= Louis-Henri Baratte =

Louis-Henri Baratte (né Louis-Henry Aglaé Baratte; 20 April 1805 – 7 June 1872) was a French medical doctor and writer born in Criquetot-l'Esneval, Normandy.

== Biography ==
A doctor of medicine, Baratte undertook to publish a collection of portraits of the famous Normans composed of at least 2,000 portraits engraved in copperplate. This collection, which was acquired in 1847 by the library of Rouen, received the collaboration of many other Norman men of letters, such as J.-F. Destigny from Caen, J. Mortent, Édouard Neveu, Georges Mancel, Alphonse Le Flaguais, J. Charma, Théodore-Éloi Lebreton.
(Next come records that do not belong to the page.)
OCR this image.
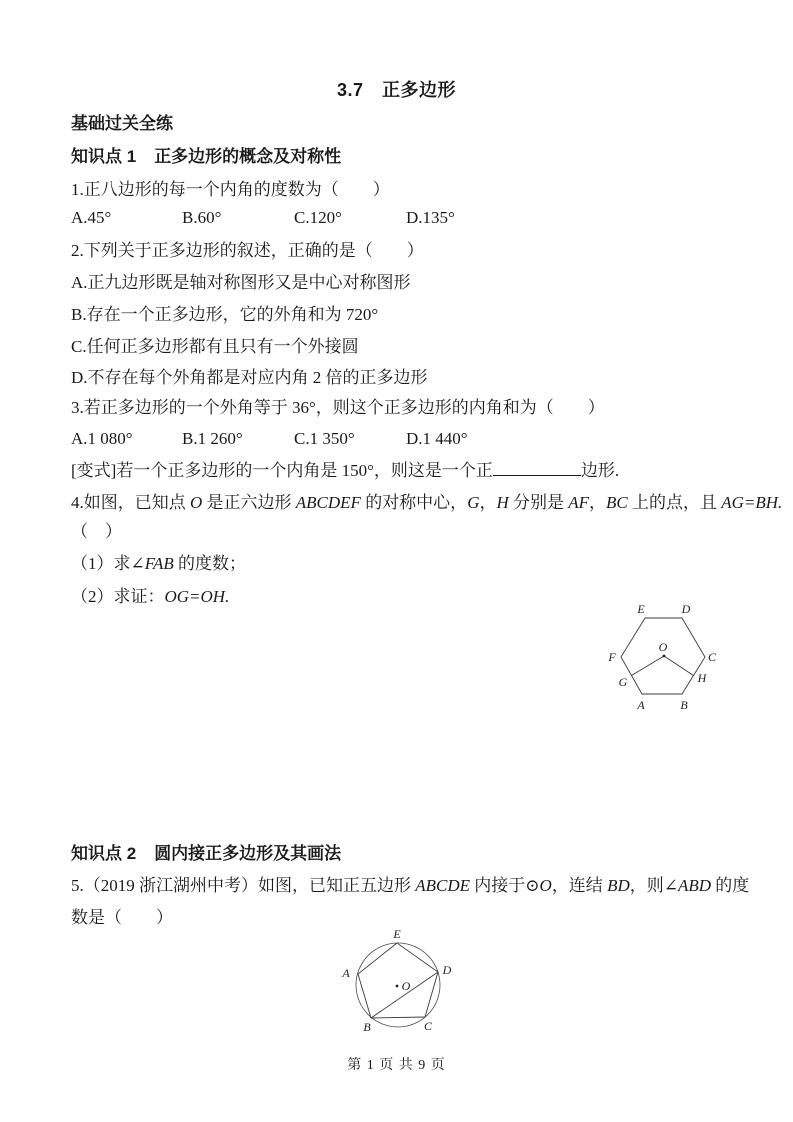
3.7　正多边形
基础过关全练
知识点 1 正多边形的概念及对称性
1.正八边形的每一个内角的度数为（　　）
A.45°	B.60°	C.120°	D.135°
2.下列关于正多边形的叙述，正确的是（　　）
A.正九边形既是轴对称图形又是中心对称图形
B.存在一个正多边形，它的外角和为 720°
C.任何正多边形都有且只有一个外接圆
D.不存在每个外角都是对应内角 2 倍的正多边形
3.若正多边形的一个外角等于 36°，则这个正多边形的内角和为（　　）
A.1 080°	B.1 260°	C.1 350°	D.1 440°
[变式]若一个正多边形的一个内角是 150°，则这是一个正	边形.
4.如图，已知点 O 是正六边形 ABCDEF 的对称中心，G，H 分别是 AF，BC 上的点，且 AG=BH.
（　）
（1）求∠FAB 的度数；
（2）求证：OG=OH.
E	D
F	C
A	B
O
G	H
知识点 2 圆内接正多边形及其画法
5.（2019 浙江湖州中考）如图，已知正五边形 ABCDE 内接于⊙O，连结 BD，则∠ABD 的度
数是（　　）
E
A	D
B	C
O
第 1 页 共 9 页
A. Delavigne, R. Deslandes and G. Lhéry, and also Pierre-François Tissot and Jules Janin. In 1840, he married Joséphine Eléonore Anne Constance De Garcias in Paris.

== Publications ==
- Poètes normands, Paris, Lacrampe, 1845.
- Essai de littérature médicale; choix des meilleurs morceaux en prose et en vers, extraits des auteurs les plus célèbres qui ont traité de la médecine et de son application, Paris, Baillière, 1846

== Sources ==
- Société havraise d’études diverses, Bio-bibliographie des écrivains de l'arrondissement du Havre, éd. Auguste Lechevalier, Le Havre, H. Micaux, 1903.